Patience is an attendant to Queen Katherine. In 4.2 Patience faithfully attends the deposed and dying queen in her exile at Kimbolton. Patience speaks very little, remarking on Katherine's ghastly appearance as she approaches death and saying 'Heaven comfort her' (4.2.99); her mere presence—with that of Griffith—tells us of the loyalty the good Katherine inspires. Her name is so striking that ?t is often thought Shakespeare created her for its sake. Griffith addresses her, 'Softly, gentle Patience as they watch their mistress sleep, and Katherine, approaching death, says, 'Patience, / You must not leave me yet' (4.2.165-166). The quality her name evokes is Katherine's signal trait and an important theme in the play: the virtue of patience in adversity.

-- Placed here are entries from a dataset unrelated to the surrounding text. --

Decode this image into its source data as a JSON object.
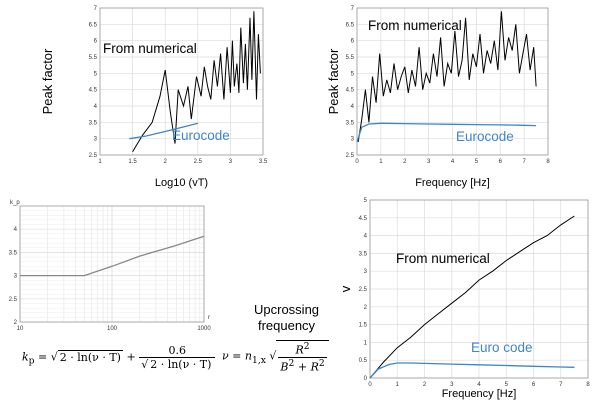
{
  "chart_data": [
    {
      "type": "line",
      "xlabel": "Log10 (vT)",
      "ylabel": "Peak factor",
      "xlim": [
        1.0,
        3.5
      ],
      "ylim": [
        2.5,
        7.0
      ],
      "xticks": [
        "1",
        "1.5",
        "2",
        "2.5",
        "3",
        "3.5"
      ],
      "yticks": [
        "2.5",
        "3",
        "3.5",
        "4",
        "4.5",
        "5",
        "5.5",
        "6",
        "6.5",
        "7"
      ],
      "annotations": [
        {
          "text": "From numerical"
        },
        {
          "text": "Eurocode"
        }
      ],
      "series": [
        {
          "name": "From numerical",
          "color": "#000000",
          "x": [
            1.5,
            1.65,
            1.8,
            1.92,
            2.0,
            2.08,
            2.15,
            2.2,
            2.28,
            2.35,
            2.4,
            2.48,
            2.55,
            2.6,
            2.65,
            2.7,
            2.75,
            2.8,
            2.85,
            2.9,
            2.95,
            3.0,
            3.03,
            3.06,
            3.1,
            3.13,
            3.16,
            3.2,
            3.23,
            3.26,
            3.3,
            3.33,
            3.36,
            3.4,
            3.43,
            3.46
          ],
          "y": [
            2.6,
            3.1,
            3.5,
            4.3,
            5.1,
            3.8,
            2.85,
            4.5,
            4.0,
            4.6,
            3.6,
            4.9,
            4.3,
            5.2,
            4.6,
            4.2,
            5.4,
            4.6,
            5.6,
            4.2,
            5.8,
            4.4,
            6.0,
            4.6,
            5.3,
            4.4,
            6.4,
            4.7,
            5.9,
            4.5,
            6.7,
            4.8,
            6.9,
            4.2,
            6.2,
            5.0
          ]
        },
        {
          "name": "Eurocode",
          "color": "#3f86c4",
          "x": [
            1.45,
            1.7,
            2.0,
            2.3,
            2.5
          ],
          "y": [
            3.0,
            3.08,
            3.22,
            3.37,
            3.47
          ]
        }
      ]
    },
    {
      "type": "line",
      "xlabel": "Frequency [Hz]",
      "ylabel": "Peak factor",
      "xlim": [
        0,
        8
      ],
      "ylim": [
        2.5,
        7.0
      ],
      "xticks": [
        "0",
        "1",
        "2",
        "3",
        "4",
        "5",
        "6",
        "7",
        "8"
      ],
      "yticks": [
        "2.5",
        "3",
        "3.5",
        "4",
        "4.5",
        "5",
        "5.5",
        "6",
        "6.5",
        "7"
      ],
      "annotations": [
        {
          "text": "From numerical"
        },
        {
          "text": "Eurocode"
        }
      ],
      "series": [
        {
          "name": "From numerical",
          "color": "#000000",
          "x": [
            0.05,
            0.2,
            0.35,
            0.5,
            0.65,
            0.8,
            0.95,
            1.1,
            1.25,
            1.4,
            1.55,
            1.7,
            1.85,
            2.0,
            2.15,
            2.3,
            2.45,
            2.6,
            2.75,
            2.9,
            3.05,
            3.2,
            3.35,
            3.5,
            3.65,
            3.8,
            3.95,
            4.1,
            4.25,
            4.4,
            4.55,
            4.7,
            4.85,
            5.0,
            5.15,
            5.3,
            5.45,
            5.6,
            5.75,
            5.9,
            6.05,
            6.2,
            6.35,
            6.5,
            6.65,
            6.8,
            6.95,
            7.1,
            7.25,
            7.4,
            7.5
          ],
          "y": [
            2.9,
            3.6,
            4.5,
            3.5,
            4.9,
            4.1,
            5.6,
            4.3,
            4.8,
            4.4,
            5.3,
            4.5,
            4.9,
            5.2,
            4.4,
            5.1,
            4.6,
            5.8,
            4.5,
            5.0,
            4.7,
            5.6,
            4.9,
            6.1,
            4.6,
            5.3,
            5.0,
            6.3,
            4.9,
            5.4,
            6.7,
            4.8,
            5.6,
            5.2,
            6.2,
            5.0,
            5.7,
            5.3,
            6.0,
            5.1,
            6.9,
            5.4,
            6.1,
            5.7,
            6.5,
            5.0,
            5.6,
            6.2,
            5.1,
            5.8,
            4.6
          ]
        },
        {
          "name": "Eurocode",
          "color": "#3f86c4",
          "x": [
            0.0,
            0.2,
            0.5,
            1.0,
            2.0,
            3.0,
            4.0,
            5.0,
            6.0,
            7.0,
            7.5
          ],
          "y": [
            2.9,
            3.35,
            3.45,
            3.47,
            3.46,
            3.45,
            3.44,
            3.43,
            3.42,
            3.41,
            3.4
          ]
        }
      ]
    },
    {
      "type": "line",
      "xscale": "log",
      "xlabel": "",
      "ylabel": "",
      "axis_x_label": "r",
      "axis_y_label": "k_p",
      "xlim": [
        10,
        1000
      ],
      "ylim": [
        2,
        4.5
      ],
      "xticks": [
        "10",
        "100",
        "1000"
      ],
      "yticks": [
        "2",
        "2.5",
        "3",
        "3.5",
        "4"
      ],
      "series": [
        {
          "name": "",
          "color": "#888888",
          "x": [
            10,
            50,
            100,
            200,
            500,
            1000
          ],
          "y": [
            3.0,
            3.0,
            3.2,
            3.42,
            3.65,
            3.85
          ]
        }
      ]
    },
    {
      "type": "line",
      "xlabel": "Frequency [Hz]",
      "ylabel": "v",
      "xlim": [
        0,
        8
      ],
      "ylim": [
        0,
        5
      ],
      "xticks": [
        "0",
        "1",
        "2",
        "3",
        "4",
        "5",
        "6",
        "7",
        "8"
      ],
      "yticks": [
        "0",
        "0.5",
        "1",
        "1.5",
        "2",
        "2.5",
        "3",
        "3.5",
        "4",
        "4.5",
        "5"
      ],
      "annotations": [
        {
          "text": "From numerical"
        },
        {
          "text": "Euro code"
        }
      ],
      "series": [
        {
          "name": "From numerical",
          "color": "#000000",
          "x": [
            0.0,
            0.5,
            1.0,
            1.5,
            2.0,
            2.5,
            3.0,
            3.5,
            4.0,
            4.5,
            5.0,
            5.5,
            6.0,
            6.5,
            7.0,
            7.5
          ],
          "y": [
            0.0,
            0.45,
            0.85,
            1.15,
            1.5,
            1.8,
            2.1,
            2.4,
            2.75,
            3.0,
            3.3,
            3.55,
            3.8,
            4.0,
            4.3,
            4.55
          ]
        },
        {
          "name": "Euro code",
          "color": "#3f86c4",
          "x": [
            0.0,
            0.3,
            0.7,
            1.0,
            1.5,
            2.0,
            3.0,
            4.0,
            5.0,
            6.0,
            7.0,
            7.5
          ],
          "y": [
            0.0,
            0.25,
            0.38,
            0.42,
            0.42,
            0.41,
            0.39,
            0.37,
            0.35,
            0.33,
            0.31,
            0.3
          ]
        }
      ]
    }
  ],
  "formulas": {
    "kp_lhs": "k",
    "kp_sub": "p",
    "kp_rad": "2 · ln(ν · T)",
    "kp_num": "0.6",
    "nu_lhs": "ν",
    "nu_n": "n",
    "nu_sub": "1,x",
    "nu_num": "R",
    "nu_den_b": "B",
    "nu_den_r": "R"
  },
  "upcrossing_label": [
    "Upcrossing",
    "frequency"
  ]
}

In gentle Patience, Shakespeare created an embodiment of the virtue itself, an allegorical figure like those of the medieval Morality Play. This technique is characteristic of Henry VIII, which is filled with tableaus, Masque, and other emblematic episodes.

Scribe The scribe is a petty official at the divorce proceedings of Katharine and King Henry.  The scribe orders the Crier to formally demand the presence of King Henry VIII and the queen, thus opening the proceedings.  His role reflects the scale of the pomp nature of the ceremony.
Keeper Keeper is the doorman at a meeting of the king's council. In 5.2 the Keeper, following his orders, prevents Cranmer the Archbishop of Canterbury, from entering the meeting to which he has been summoned. This is plainly an insult to a person of his rank, as King Henry VIII realms angrily then he is informed of it by Doctor Butts. The incident demonstrates the enmity of Bishop Gardiner and the councilors towards Cranmer, whose support by the king is the theme of 5.1-2.

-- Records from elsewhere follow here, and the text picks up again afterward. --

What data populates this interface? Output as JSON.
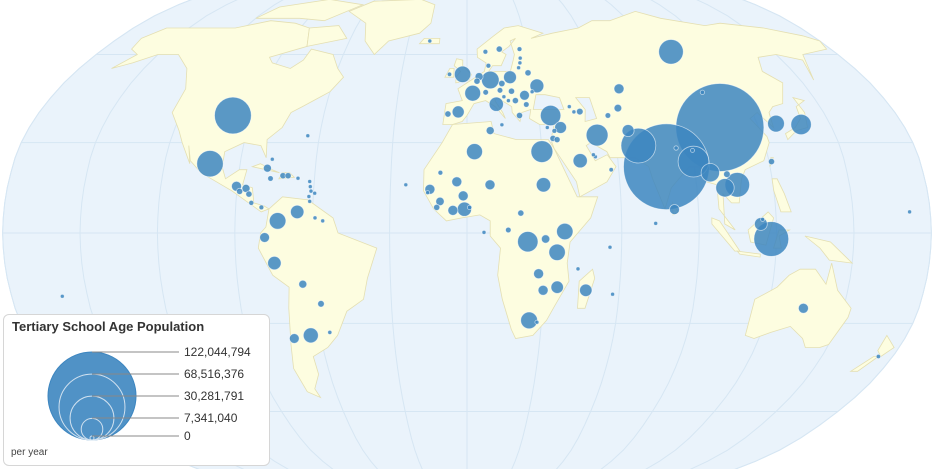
{
  "legend": {
    "title": "Tertiary School Age Population",
    "unit_note": "per year",
    "scale_labels": [
      "122,044,794",
      "68,516,376",
      "30,281,791",
      "7,341,040",
      "0"
    ],
    "scale_values": [
      122044794,
      68516376,
      30281791,
      7341040,
      0
    ]
  },
  "colors": {
    "ocean": "#eaf3fb",
    "land": "#fdfde0",
    "border": "#e4dfb2",
    "graticule": "#d6e6f3",
    "bubble": "#3d86c0"
  },
  "chart_data": {
    "type": "bubble-map",
    "projection": "robinson",
    "size_field": "Tertiary School Age Population",
    "max_value": 122044794,
    "bubbles": [
      {
        "lon": 104,
        "lat": 35,
        "value": 122044794
      },
      {
        "lon": 79,
        "lat": 22,
        "value": 116000000
      },
      {
        "lon": -98,
        "lat": 39,
        "value": 21400000
      },
      {
        "lon": 118,
        "lat": -2,
        "value": 19000000
      },
      {
        "lon": 69,
        "lat": 29,
        "value": 19000000
      },
      {
        "lon": 90,
        "lat": 23.7,
        "value": 15000000
      },
      {
        "lon": 100,
        "lat": 61,
        "value": 9500000
      },
      {
        "lon": -102,
        "lat": 23,
        "value": 11000000
      },
      {
        "lon": 106,
        "lat": 16,
        "value": 9500000
      },
      {
        "lon": 53,
        "lat": 32.5,
        "value": 7500000
      },
      {
        "lon": 30,
        "lat": 27,
        "value": 7500000
      },
      {
        "lon": 138,
        "lat": 36,
        "value": 6600000
      },
      {
        "lon": 23.6,
        "lat": -2.9,
        "value": 6600000
      },
      {
        "lon": 35,
        "lat": 39,
        "value": 6500000
      },
      {
        "lon": 96,
        "lat": 20,
        "value": 5300000
      },
      {
        "lon": 101,
        "lat": 15,
        "value": 5300000
      },
      {
        "lon": 10.5,
        "lat": 51,
        "value": 4900000
      },
      {
        "lon": 127.8,
        "lat": 36.3,
        "value": 4500000
      },
      {
        "lon": 25,
        "lat": -29,
        "value": 4400000
      },
      {
        "lon": -73.5,
        "lat": 4,
        "value": 4300000
      },
      {
        "lon": -2,
        "lat": 53,
        "value": 4200000
      },
      {
        "lon": 37.9,
        "lat": 0.5,
        "value": 4200000
      },
      {
        "lon": 35,
        "lat": -6.4,
        "value": 4200000
      },
      {
        "lon": 3,
        "lat": 27,
        "value": 4000000
      },
      {
        "lon": 2.5,
        "lat": 46.5,
        "value": 3900000
      },
      {
        "lon": 30,
        "lat": 16,
        "value": 3300000
      },
      {
        "lon": -64,
        "lat": -34,
        "value": 3500000
      },
      {
        "lon": 45,
        "lat": 24,
        "value": 3200000
      },
      {
        "lon": 12.5,
        "lat": 42.8,
        "value": 3200000
      },
      {
        "lon": -1,
        "lat": 7.9,
        "value": 3200000
      },
      {
        "lon": 31,
        "lat": 49,
        "value": 3000000
      },
      {
        "lon": -75,
        "lat": -10,
        "value": 2800000
      },
      {
        "lon": -66,
        "lat": 7,
        "value": 2800000
      },
      {
        "lon": 19.5,
        "lat": 52,
        "value": 2600000
      },
      {
        "lon": 114,
        "lat": 3,
        "value": 2600000
      },
      {
        "lon": -3.7,
        "lat": 40.2,
        "value": 2300000
      },
      {
        "lon": 66,
        "lat": 34,
        "value": 2300000
      },
      {
        "lon": 38.5,
        "lat": 35,
        "value": 2200000
      },
      {
        "lon": 35.5,
        "lat": -18,
        "value": 2400000
      },
      {
        "lon": 46.8,
        "lat": -19,
        "value": 2400000
      },
      {
        "lon": 67,
        "lat": 48,
        "value": 1600000
      },
      {
        "lon": -90.3,
        "lat": 15.5,
        "value": 1600000
      },
      {
        "lon": -78.5,
        "lat": -1.5,
        "value": 1500000
      },
      {
        "lon": -71,
        "lat": -35,
        "value": 1500000
      },
      {
        "lon": 25,
        "lat": 45.8,
        "value": 1500000
      },
      {
        "lon": -4,
        "lat": 17,
        "value": 1600000
      },
      {
        "lon": 9,
        "lat": 16,
        "value": 1600000
      },
      {
        "lon": -14.5,
        "lat": 14.5,
        "value": 1600000
      },
      {
        "lon": -1.5,
        "lat": 12.3,
        "value": 1600000
      },
      {
        "lon": -5.5,
        "lat": 7.5,
        "value": 1600000
      },
      {
        "lon": 80.7,
        "lat": 7.8,
        "value": 1600000
      },
      {
        "lon": 134,
        "lat": -25,
        "value": 1600000
      },
      {
        "lon": 28,
        "lat": -13.5,
        "value": 1600000
      },
      {
        "lon": 30,
        "lat": -19,
        "value": 1600000
      },
      {
        "lon": -64.5,
        "lat": -17,
        "value": 1000000
      },
      {
        "lon": -86.5,
        "lat": 14.8,
        "value": 1000000
      },
      {
        "lon": -79,
        "lat": 21.5,
        "value": 1000000
      },
      {
        "lon": 5.5,
        "lat": 52.2,
        "value": 1000000
      },
      {
        "lon": 9.5,
        "lat": 34,
        "value": 1000000
      },
      {
        "lon": -10.5,
        "lat": 10.5,
        "value": 1100000
      },
      {
        "lon": 30.5,
        "lat": -2,
        "value": 1100000
      },
      {
        "lon": -58,
        "lat": -23.5,
        "value": 700000
      },
      {
        "lon": 102.5,
        "lat": 19.5,
        "value": 700000
      },
      {
        "lon": 47.5,
        "lat": 40.3,
        "value": 700000
      },
      {
        "lon": 64,
        "lat": 41.5,
        "value": 900000
      },
      {
        "lon": 59,
        "lat": 39,
        "value": 500000
      },
      {
        "lon": 15.5,
        "lat": 49.8,
        "value": 650000
      },
      {
        "lon": 28,
        "lat": 53.5,
        "value": 600000
      },
      {
        "lon": 19.5,
        "lat": 47.2,
        "value": 600000
      },
      {
        "lon": 20.8,
        "lat": 44,
        "value": 600000
      },
      {
        "lon": 22,
        "lat": 39,
        "value": 600000
      },
      {
        "lon": -8,
        "lat": 39.5,
        "value": 600000
      },
      {
        "lon": -72.5,
        "lat": 19,
        "value": 600000
      },
      {
        "lon": -70.5,
        "lat": 19,
        "value": 600000
      },
      {
        "lon": -88.9,
        "lat": 13.8,
        "value": 600000
      },
      {
        "lon": -85.2,
        "lat": 12.9,
        "value": 600000
      },
      {
        "lon": 20.9,
        "lat": 6.6,
        "value": 600000
      },
      {
        "lon": 121,
        "lat": 23.7,
        "value": 600000
      },
      {
        "lon": 34.9,
        "lat": 31.4,
        "value": 600000
      },
      {
        "lon": 16,
        "lat": 1,
        "value": 500000
      },
      {
        "lon": -11.8,
        "lat": 8.5,
        "value": 600000
      },
      {
        "lon": 4.5,
        "lat": 50.6,
        "value": 600000
      },
      {
        "lon": 16,
        "lat": 62,
        "value": 600000
      },
      {
        "lon": -77.3,
        "lat": 18.1,
        "value": 500000
      },
      {
        "lon": 36.5,
        "lat": 31,
        "value": 550000
      },
      {
        "lon": 14.5,
        "lat": 47.5,
        "value": 500000
      },
      {
        "lon": 8.2,
        "lat": 46.8,
        "value": 500000
      },
      {
        "lon": 25.3,
        "lat": 42.7,
        "value": 500000
      },
      {
        "lon": -84,
        "lat": 10,
        "value": 400000
      },
      {
        "lon": -80,
        "lat": 8.5,
        "value": 350000
      },
      {
        "lon": 9,
        "lat": 61,
        "value": 350000
      },
      {
        "lon": 26,
        "lat": 62,
        "value": 350000
      },
      {
        "lon": 10,
        "lat": 56,
        "value": 350000
      },
      {
        "lon": -8,
        "lat": 53,
        "value": 300000
      },
      {
        "lon": 35.8,
        "lat": 33.9,
        "value": 350000
      },
      {
        "lon": -10.5,
        "lat": 20,
        "value": 350000
      },
      {
        "lon": 57,
        "lat": 21,
        "value": 300000
      },
      {
        "lon": 103,
        "lat": 46.8,
        "value": 300000
      },
      {
        "lon": 84,
        "lat": 28.2,
        "value": 300000
      },
      {
        "lon": 174,
        "lat": -41,
        "value": 300000
      },
      {
        "lon": 1,
        "lat": 8.5,
        "value": 300000
      },
      {
        "lon": 16,
        "lat": 45.3,
        "value": 250000
      },
      {
        "lon": 17.8,
        "lat": 44,
        "value": 250000
      },
      {
        "lon": 43.5,
        "lat": 42,
        "value": 250000
      },
      {
        "lon": 45,
        "lat": 40.2,
        "value": 250000
      },
      {
        "lon": 28.5,
        "lat": 47,
        "value": 250000
      },
      {
        "lon": -56,
        "lat": -33,
        "value": 270000
      },
      {
        "lon": -66.5,
        "lat": 18.2,
        "value": 260000
      },
      {
        "lon": -15.4,
        "lat": 13.4,
        "value": 200000
      },
      {
        "lon": 24,
        "lat": 55.3,
        "value": 200000
      },
      {
        "lon": 25,
        "lat": 57,
        "value": 150000
      },
      {
        "lon": 25.5,
        "lat": 58.7,
        "value": 100000
      },
      {
        "lon": -77.5,
        "lat": 24.5,
        "value": 200000
      },
      {
        "lon": 6.6,
        "lat": 0.2,
        "value": 150000
      },
      {
        "lon": 28.2,
        "lat": -29.6,
        "value": 200000
      },
      {
        "lon": 51.2,
        "lat": 25.3,
        "value": 100000
      },
      {
        "lon": 50.5,
        "lat": 26,
        "value": 80000
      },
      {
        "lon": -61.3,
        "lat": 10.5,
        "value": 100000
      },
      {
        "lon": -59,
        "lat": 5,
        "value": 80000
      },
      {
        "lon": -56,
        "lat": 4,
        "value": 50000
      },
      {
        "lon": -64.8,
        "lat": 32.3,
        "value": 80000
      },
      {
        "lon": -61.8,
        "lat": 17.1,
        "value": 50000
      },
      {
        "lon": -61.4,
        "lat": 15.4,
        "value": 50000
      },
      {
        "lon": -61,
        "lat": 13.9,
        "value": 50000
      },
      {
        "lon": -59.5,
        "lat": 13.2,
        "value": 50000
      },
      {
        "lon": -61.7,
        "lat": 12.1,
        "value": 50000
      },
      {
        "lon": -24,
        "lat": 16,
        "value": 50000
      },
      {
        "lon": 14.4,
        "lat": 35.9,
        "value": 50000
      },
      {
        "lon": 33,
        "lat": 35,
        "value": 60000
      },
      {
        "lon": 90.4,
        "lat": 27.4,
        "value": 70000
      },
      {
        "lon": 114.7,
        "lat": 4.5,
        "value": 30000
      },
      {
        "lon": 73.2,
        "lat": 3.2,
        "value": 40000
      },
      {
        "lon": 55.5,
        "lat": -4.7,
        "value": 30000
      },
      {
        "lon": 43.3,
        "lat": -11.9,
        "value": 50000
      },
      {
        "lon": 57.5,
        "lat": -20.3,
        "value": 60000
      },
      {
        "lon": -19,
        "lat": 65,
        "value": 30000
      },
      {
        "lon": 172,
        "lat": 7,
        "value": 20000
      },
      {
        "lon": -160,
        "lat": -21,
        "value": 20000
      }
    ]
  }
}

Servant is a worker in the household of Cardinal Wolsey. At the cardinal's banquet, the Servant announces the arrival of'a noble troop of strangers' (1.4.53), who prove to be the masquers led by King Henry VIII. The Servant lends an air of opulence to the occasion.

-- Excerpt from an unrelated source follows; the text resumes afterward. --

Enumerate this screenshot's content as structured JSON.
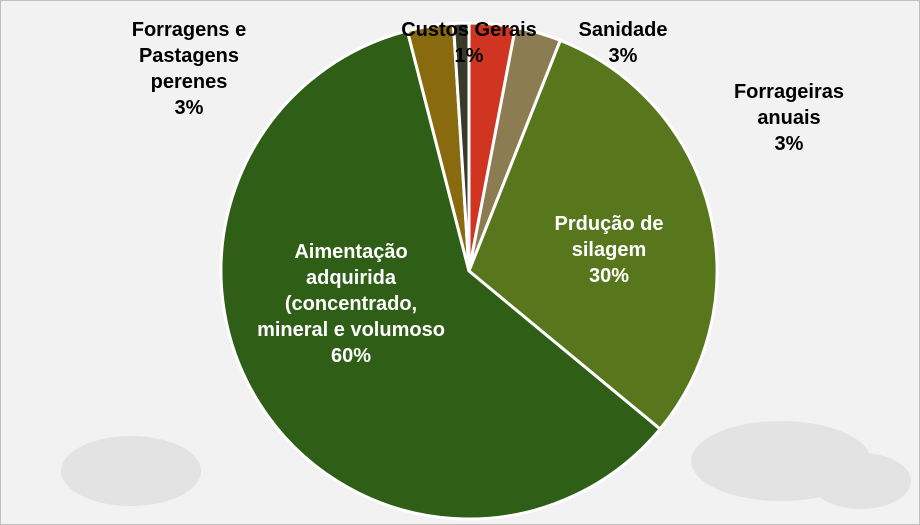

Messenger is a servant of Queen Katherine. In 4.2 the Messenger, announcing the arrival of Lord Capuchius, addresses the now-deposed queen as if she were a mere duchess.  She instantly rebukes him and orders Griffith to see that he is never sent to her again. The episode, which derives from an historical incident, offers a last demonstration of strength in the victimized and dying Katherine.

Gentleman Usher

Gentleman Usher is an attendant to Queen Katherine and her official escort at her divorce trial. The Gentleman Usher, accompanied by a lesser servant carrying a silver mace, walks before the Queen with great ceremony, in the stage direction opening 2.4. Later in the scene, he speaks one line, following King Henry VIII’s order that the departing queen be called back. He serves merely to emphasize the pomp of the proceedings. The same figure reappears under his proper name, Griffith, in " 4.2.